Ma non si sono “accontentati”. Il leghista Alessandro Montagnoli, ha inserito un emendamento dell’ultima ora che prevede l’obbligatorietà “dell’uso della lingua italiana” per “tutte le attività svolte nelle attrezzature di interesse comune per servizi religiosi che non siano strettamente connesse alle pratiche rituali di culto”, in pratica i sermoni dovranno essere pronunciati in italiano.
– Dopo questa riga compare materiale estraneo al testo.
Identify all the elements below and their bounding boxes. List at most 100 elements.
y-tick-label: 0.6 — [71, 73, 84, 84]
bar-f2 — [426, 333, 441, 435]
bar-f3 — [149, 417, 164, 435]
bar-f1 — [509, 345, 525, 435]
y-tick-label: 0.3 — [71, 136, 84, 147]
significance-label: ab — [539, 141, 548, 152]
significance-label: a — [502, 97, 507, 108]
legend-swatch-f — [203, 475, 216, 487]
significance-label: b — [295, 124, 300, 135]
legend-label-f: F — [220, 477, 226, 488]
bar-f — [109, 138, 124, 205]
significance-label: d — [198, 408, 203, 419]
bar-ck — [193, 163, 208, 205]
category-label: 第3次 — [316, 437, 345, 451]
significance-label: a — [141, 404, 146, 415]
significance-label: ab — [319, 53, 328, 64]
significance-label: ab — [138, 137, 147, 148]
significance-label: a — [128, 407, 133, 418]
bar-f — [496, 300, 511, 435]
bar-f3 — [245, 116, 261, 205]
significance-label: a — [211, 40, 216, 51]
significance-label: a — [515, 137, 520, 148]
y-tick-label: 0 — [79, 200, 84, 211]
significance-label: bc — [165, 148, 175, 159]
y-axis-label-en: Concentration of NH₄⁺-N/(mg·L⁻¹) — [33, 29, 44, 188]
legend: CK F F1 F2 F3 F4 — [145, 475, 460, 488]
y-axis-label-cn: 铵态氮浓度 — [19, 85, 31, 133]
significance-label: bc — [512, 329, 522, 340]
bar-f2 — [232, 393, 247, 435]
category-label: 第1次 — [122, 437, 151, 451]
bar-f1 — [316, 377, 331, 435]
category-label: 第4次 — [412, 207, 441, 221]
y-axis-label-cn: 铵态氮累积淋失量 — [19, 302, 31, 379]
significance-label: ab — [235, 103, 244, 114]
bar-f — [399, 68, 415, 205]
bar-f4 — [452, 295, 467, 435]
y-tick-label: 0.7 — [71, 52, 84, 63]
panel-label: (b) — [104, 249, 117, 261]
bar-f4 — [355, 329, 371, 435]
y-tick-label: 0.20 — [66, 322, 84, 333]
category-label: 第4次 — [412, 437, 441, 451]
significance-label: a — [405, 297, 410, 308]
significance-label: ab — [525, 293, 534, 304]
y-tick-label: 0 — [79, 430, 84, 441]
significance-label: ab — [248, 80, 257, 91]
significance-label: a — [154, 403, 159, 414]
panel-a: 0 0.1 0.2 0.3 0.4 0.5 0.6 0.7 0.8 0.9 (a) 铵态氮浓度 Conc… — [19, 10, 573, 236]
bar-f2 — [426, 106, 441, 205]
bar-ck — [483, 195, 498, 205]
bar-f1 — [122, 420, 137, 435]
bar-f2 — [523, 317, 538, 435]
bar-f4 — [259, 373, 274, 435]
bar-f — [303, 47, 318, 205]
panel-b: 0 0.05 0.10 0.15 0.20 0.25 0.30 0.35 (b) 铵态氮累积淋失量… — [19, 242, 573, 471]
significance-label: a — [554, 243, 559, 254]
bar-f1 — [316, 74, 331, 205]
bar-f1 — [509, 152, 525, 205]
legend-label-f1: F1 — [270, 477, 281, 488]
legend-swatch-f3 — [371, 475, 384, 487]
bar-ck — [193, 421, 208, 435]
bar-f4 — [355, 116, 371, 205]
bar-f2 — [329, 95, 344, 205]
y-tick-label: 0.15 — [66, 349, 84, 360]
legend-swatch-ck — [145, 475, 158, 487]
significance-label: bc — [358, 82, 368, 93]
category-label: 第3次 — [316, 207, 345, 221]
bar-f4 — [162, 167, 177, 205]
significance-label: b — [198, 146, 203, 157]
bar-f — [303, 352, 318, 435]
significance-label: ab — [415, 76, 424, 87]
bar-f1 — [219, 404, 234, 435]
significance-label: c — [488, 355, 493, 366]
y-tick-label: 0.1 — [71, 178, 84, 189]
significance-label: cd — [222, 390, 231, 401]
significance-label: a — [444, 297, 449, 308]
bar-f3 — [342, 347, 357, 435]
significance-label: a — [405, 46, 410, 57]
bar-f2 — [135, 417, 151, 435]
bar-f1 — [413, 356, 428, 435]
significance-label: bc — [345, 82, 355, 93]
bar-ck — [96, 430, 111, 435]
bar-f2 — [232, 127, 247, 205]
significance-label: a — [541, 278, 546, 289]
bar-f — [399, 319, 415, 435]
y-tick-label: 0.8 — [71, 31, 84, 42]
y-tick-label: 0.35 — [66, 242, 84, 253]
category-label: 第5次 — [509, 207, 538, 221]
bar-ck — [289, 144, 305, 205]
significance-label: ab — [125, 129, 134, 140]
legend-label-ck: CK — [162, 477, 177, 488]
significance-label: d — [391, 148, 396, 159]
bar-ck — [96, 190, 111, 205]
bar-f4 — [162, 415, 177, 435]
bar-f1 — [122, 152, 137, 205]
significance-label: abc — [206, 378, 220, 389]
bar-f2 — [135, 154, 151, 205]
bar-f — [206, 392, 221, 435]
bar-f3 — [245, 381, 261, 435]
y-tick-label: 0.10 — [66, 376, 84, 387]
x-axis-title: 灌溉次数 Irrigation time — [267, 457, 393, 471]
Un’altra integrazione alla legge è invece il diritto dei Comuni di indire referendum popolari sulle costruzioni, un aspetto che la Corte Costituzionale aveva espressamente costretto a eliminare in Lombardia.
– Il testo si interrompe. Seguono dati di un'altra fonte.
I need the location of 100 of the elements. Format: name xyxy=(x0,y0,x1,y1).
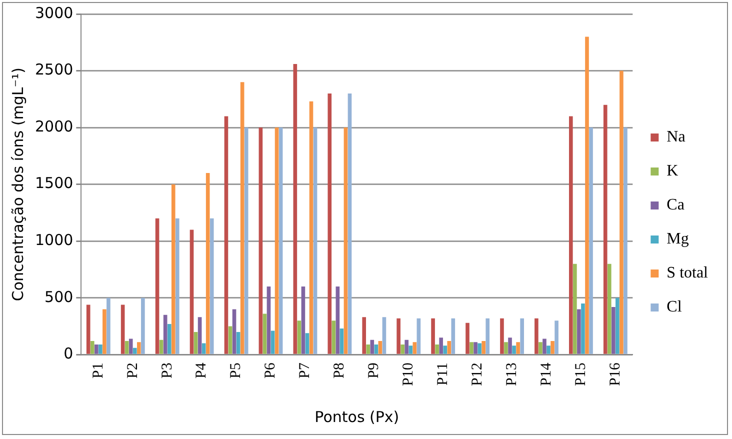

Una legge dai risvolti molto pesanti, che ha visto smarcarsi anche i fedeli di Tosi; il consigliere Andrea Bassi ha infatti dichiarato: “Hanno inserito delle disposizioni un po’ ardite e discutibili, sulle quali come gruppo ci siamo astenuti, per paura di una possibile incostituzionalità” ma, precisa il resto lo abbiamo votato “con convinzione”.

Oggi Maroni e Co., esultano ma cosa succederà quando la Corte, con tutta probabilità, riterrà incostituzionale questa legge? Saremmo costretti a rivedere quei desolanti teatrini che avevano portato Salvini a dire che la Consulta fosse “islamica” e non “italiana”? O si accontenteranno di portare a casa la possibilità di poter indire delle consultazioni assolutamente prive di significato col solo obiettivo di fare propaganda gratuita?

Inutile dire, infatti che, nulla vieta ai comuni di consultare i propri cittadini in merito, ma queste non avranno alcuna incidenza sui diritti costituzionalmente garantiti, come è appunto il diritto di culto, che comprende l’avere un luogo in cui pregare.

E il Pd cerca di contrastare il provvedimento dal punto di vista culturale: “Come gruppo consigliare faremo una ampia attività di informazione presso le associazioni religiose, che in questa regione sono moltissime, per spiegare le conseguenze di questa legge che dal punto di vista burocratico sono pesantissime”, ha detto il consigliere regionale democratico Stefano Fracasso.

Non è una solo una questione di “regolamentazione”, come vuole far credere la Lega in Veneto, ma un vero e proprio attacco a chi lavora, studia e vive in Italia. Forse i sostenitori della legge dovrebbero cominciare a mettersi l’anima in pace e comprendere che ogni grande città europea, Roma compresa, ha una moschea. Di certo i pericoli per la sicurezza non vengono da lì, ma semmai da una cattiva integrazione, che divide e esclude i cittadini sulla base della propria religione.